Grand Opening of new art space
Next Sunday, September 30, 2007 from Noon to 5pm, VisArts at Rockville, formerly known as the Rockville Arts Center (or RAP) and an arts venue with over twenty years of celebrating the visual arts, will be having its grand opening dedication for its huge new space in Rockville.
Now open in the Rockville Town Center, VisArts Center is located at 155 Gibbs Street, Rockville, MD 20850. The center serves the community with gallery exhibitions, arts education, outreach to schools and communities, and showcasing resident artists.
For more information, visit www.VisArtsCenter.org or call 301-315-8200.
Saturday, September 22, 2007
"Big Al" Carter
By Shauna Lee Lange
The Alexandria Black History Museum is currently hosting a photographic exhibition of Allen D. "Big Al" Carter's work. All photographs were taken in the 1970s in Leesburg, Virginia.

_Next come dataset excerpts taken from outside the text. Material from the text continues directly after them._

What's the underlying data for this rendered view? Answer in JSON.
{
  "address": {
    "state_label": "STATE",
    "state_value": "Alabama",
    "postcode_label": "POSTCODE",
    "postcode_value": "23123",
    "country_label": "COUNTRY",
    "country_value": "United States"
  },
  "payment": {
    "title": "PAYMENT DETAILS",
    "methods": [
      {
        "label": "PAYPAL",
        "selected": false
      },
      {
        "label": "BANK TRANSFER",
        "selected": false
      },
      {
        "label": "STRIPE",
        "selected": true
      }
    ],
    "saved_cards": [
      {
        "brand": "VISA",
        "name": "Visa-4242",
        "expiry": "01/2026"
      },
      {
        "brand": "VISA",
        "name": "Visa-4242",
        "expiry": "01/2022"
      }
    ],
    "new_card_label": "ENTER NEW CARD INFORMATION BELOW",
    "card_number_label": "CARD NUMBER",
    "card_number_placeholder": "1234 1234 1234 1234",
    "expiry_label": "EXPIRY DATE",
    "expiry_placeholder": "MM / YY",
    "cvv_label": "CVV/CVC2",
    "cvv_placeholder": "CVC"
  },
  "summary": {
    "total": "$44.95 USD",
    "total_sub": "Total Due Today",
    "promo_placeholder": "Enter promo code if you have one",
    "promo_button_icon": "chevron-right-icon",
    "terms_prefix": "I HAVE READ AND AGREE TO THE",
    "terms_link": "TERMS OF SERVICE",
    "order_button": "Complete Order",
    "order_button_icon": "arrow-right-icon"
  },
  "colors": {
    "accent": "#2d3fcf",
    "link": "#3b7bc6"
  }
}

Titled "God Has Made A Way in Leesburg," the exhibition runs through January 20, 2008. In this second exhibition at the museum, Carter explores his family connections in one moment of time - working, relaxing, and surviving more than thirty years ago.
Then space was open, homes were modest, life was simpler. And although Carter's male relatives have sadly left us, Carter looks back on their influence and inspiration, and he sees valuable messages: Make the best of what you have; Enjoy the gifts you're given.
Carter, a Virginia native, loves Virginia history and is proud of the advancements made by African Americans. In May of 2006, the Washington Post called his talent "inexhaustible creativity." Sometimes known as Big Al, Al, or Big, Carter while teaching in Arlington, calls himself a "burnt umber man."
He is a poet, a painter, an educator, a sculptor, a music lover, and at times an insomniac. Two of his works can be found in the Corcoran's permanent collection and more should be acquired by other Virginia museums and institutions.